A naive approach would send the full list of message IDs (36 bytes each for UUIDs). For 1,000 messages, that's 36 KB. A bloom filter encodes the same information in ~1.2 KB with only a 1% chance of missing a message per round. Over multiple rounds, the probability of never recovering a specific message drops exponentially.

Causal Ordering

When sync retransmits missed messages, they arrive out of their original order. For scene graph operations (set, delete), this is fine — they're commutative. But text CRDT operations have causal dependencies (each insert references a parent character ID).
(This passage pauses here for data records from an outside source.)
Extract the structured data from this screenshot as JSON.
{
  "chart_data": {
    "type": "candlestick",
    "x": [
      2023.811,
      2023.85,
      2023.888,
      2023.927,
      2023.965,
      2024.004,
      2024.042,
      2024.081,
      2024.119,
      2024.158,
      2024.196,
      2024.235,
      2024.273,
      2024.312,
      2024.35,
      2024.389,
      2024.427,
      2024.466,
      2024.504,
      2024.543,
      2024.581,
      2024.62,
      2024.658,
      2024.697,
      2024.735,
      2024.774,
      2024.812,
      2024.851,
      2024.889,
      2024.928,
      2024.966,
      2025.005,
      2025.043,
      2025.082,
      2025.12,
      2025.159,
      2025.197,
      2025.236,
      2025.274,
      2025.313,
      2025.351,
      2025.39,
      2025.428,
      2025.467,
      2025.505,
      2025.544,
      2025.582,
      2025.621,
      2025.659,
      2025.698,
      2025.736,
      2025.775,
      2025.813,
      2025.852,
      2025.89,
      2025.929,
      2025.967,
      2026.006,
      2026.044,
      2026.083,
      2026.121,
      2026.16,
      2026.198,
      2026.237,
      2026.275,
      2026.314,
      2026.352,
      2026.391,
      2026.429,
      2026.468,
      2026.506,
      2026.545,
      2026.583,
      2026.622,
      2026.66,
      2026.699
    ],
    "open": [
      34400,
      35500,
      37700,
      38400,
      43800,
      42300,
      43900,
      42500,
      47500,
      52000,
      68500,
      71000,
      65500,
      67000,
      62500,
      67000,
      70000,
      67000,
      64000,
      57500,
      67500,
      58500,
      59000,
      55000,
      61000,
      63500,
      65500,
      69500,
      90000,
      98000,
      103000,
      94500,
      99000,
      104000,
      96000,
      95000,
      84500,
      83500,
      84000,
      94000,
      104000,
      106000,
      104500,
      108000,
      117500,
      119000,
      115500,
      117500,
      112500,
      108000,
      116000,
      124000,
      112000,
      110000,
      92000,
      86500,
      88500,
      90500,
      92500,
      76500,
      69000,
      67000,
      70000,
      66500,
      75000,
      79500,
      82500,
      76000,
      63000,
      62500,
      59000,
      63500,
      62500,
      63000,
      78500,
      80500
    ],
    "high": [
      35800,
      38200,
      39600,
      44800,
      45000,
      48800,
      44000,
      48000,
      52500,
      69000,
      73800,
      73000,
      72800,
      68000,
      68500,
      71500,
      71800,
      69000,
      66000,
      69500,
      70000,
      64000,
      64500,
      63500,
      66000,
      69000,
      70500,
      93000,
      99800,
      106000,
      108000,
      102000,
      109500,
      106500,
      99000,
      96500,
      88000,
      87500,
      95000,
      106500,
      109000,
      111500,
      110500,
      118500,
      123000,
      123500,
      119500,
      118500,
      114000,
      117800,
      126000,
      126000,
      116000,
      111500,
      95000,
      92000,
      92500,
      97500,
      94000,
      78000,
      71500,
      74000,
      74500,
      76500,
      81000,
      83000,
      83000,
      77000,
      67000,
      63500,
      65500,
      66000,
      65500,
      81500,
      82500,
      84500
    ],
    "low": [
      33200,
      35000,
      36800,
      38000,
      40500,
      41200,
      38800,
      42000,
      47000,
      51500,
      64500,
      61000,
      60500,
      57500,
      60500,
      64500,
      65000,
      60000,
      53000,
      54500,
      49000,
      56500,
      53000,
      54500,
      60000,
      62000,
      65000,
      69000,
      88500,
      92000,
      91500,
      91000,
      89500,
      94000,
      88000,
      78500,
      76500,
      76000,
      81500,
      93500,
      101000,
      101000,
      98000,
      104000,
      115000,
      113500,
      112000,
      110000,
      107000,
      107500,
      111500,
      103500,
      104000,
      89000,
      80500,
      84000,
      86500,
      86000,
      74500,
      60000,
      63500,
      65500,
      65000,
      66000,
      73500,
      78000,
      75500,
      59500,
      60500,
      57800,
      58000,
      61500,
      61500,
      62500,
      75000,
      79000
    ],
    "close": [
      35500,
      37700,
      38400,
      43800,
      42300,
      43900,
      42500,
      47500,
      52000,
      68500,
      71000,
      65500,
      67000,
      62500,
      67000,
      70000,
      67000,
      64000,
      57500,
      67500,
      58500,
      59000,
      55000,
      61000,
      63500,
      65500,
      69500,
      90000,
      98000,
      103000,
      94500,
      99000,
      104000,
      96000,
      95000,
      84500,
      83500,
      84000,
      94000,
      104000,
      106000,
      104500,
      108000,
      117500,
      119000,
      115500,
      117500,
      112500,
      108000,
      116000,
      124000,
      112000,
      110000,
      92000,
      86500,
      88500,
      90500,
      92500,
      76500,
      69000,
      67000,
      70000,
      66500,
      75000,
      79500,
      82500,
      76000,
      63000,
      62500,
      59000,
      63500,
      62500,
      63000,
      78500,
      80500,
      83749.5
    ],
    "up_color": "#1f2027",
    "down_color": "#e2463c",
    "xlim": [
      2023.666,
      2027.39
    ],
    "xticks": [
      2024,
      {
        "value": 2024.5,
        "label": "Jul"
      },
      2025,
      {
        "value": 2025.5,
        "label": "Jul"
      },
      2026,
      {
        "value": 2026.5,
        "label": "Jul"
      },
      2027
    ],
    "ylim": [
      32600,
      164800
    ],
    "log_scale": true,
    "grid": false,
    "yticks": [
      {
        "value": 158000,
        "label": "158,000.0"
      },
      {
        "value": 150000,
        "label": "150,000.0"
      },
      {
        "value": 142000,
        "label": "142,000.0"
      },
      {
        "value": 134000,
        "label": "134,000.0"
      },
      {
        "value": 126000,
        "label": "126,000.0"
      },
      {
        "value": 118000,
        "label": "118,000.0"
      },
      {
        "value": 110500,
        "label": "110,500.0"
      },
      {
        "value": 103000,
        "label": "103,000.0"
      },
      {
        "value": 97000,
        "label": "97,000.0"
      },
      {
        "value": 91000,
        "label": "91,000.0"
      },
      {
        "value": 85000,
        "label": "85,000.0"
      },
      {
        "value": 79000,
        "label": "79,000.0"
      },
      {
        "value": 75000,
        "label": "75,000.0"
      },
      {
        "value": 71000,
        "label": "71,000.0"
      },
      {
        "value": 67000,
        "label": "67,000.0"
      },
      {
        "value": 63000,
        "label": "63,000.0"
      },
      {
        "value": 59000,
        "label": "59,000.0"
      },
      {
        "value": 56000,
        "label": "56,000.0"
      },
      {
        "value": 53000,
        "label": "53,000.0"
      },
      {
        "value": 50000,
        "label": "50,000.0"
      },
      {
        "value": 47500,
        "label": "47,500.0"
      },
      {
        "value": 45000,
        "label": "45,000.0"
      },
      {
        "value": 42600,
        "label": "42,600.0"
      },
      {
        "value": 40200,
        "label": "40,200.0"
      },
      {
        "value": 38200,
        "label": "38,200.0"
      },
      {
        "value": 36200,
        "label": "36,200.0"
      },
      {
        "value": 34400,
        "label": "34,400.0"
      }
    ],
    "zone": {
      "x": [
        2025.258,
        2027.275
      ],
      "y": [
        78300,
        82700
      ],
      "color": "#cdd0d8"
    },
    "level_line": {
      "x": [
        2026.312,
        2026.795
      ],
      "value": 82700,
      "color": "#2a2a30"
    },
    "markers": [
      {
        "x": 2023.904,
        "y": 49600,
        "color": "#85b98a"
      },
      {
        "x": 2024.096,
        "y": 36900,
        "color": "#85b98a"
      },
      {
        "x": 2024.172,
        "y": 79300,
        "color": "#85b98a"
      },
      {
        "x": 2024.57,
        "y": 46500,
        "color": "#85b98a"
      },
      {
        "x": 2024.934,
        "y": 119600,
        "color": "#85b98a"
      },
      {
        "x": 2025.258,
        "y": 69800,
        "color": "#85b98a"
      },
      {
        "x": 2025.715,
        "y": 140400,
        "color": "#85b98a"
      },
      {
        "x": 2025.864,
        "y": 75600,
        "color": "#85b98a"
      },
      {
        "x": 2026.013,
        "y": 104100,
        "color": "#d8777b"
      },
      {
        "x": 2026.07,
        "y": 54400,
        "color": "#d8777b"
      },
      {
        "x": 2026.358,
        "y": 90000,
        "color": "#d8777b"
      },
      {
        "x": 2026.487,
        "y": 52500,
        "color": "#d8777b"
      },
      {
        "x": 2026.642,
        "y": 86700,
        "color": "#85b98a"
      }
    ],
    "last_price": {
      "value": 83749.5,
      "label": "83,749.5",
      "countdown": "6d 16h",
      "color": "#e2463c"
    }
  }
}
To handle this, rebuildGraph sorts journal entries by (lamportTime, sessionId) before replaying, which restores causal order regardless of arrival sequence:

// Inside rebuildGraph — causal sort before replay
const sorted = [...journal].sort((a, b) => {
  const dt = a.msg.lamportTime - b.msg.lamportTime;
  if (dt !== 0) return dt;
  return a.msg.sessionId < b.msg.sessionId ? -1
       : a.msg.sessionId > b.msg.sessionId ? 1 : 0;
});

Without causal sorting, text operations that arrive via sync retransmission can reference parent IDs that haven't been inserted yet, causing the text CRDT to produce incorrect results.

Compaction

For long-lasting sessions, the journal grows with every operation. Call compact() periodically to fold acknowledged entries into the snapshot, keeping the journal (and bloom filter) small:

// Compact acknowledged entries into the snapshot
store.compact();

After compaction:

  • Journal shrinks to only unacknowledged entries
  • Bloom filter only covers uncompacted entries (small, bounded)
  • Vector clock in the snapshot covers everything that was compacted (server skips these efficiently)

Compacted entries can no longer be undone — undo() searches the journal for the target entry. Call compact() only when you're OK losing undo history for older operations.

Why not auto-compact?

Auto-compacting on every ack would give the smallest possible journal, but it would also destroy the undo stack immediately. Keeping compaction as an explicit operation lets you balance journal size against undo history. For most applications, compacting every 30–60 seconds provides a good tradeoff.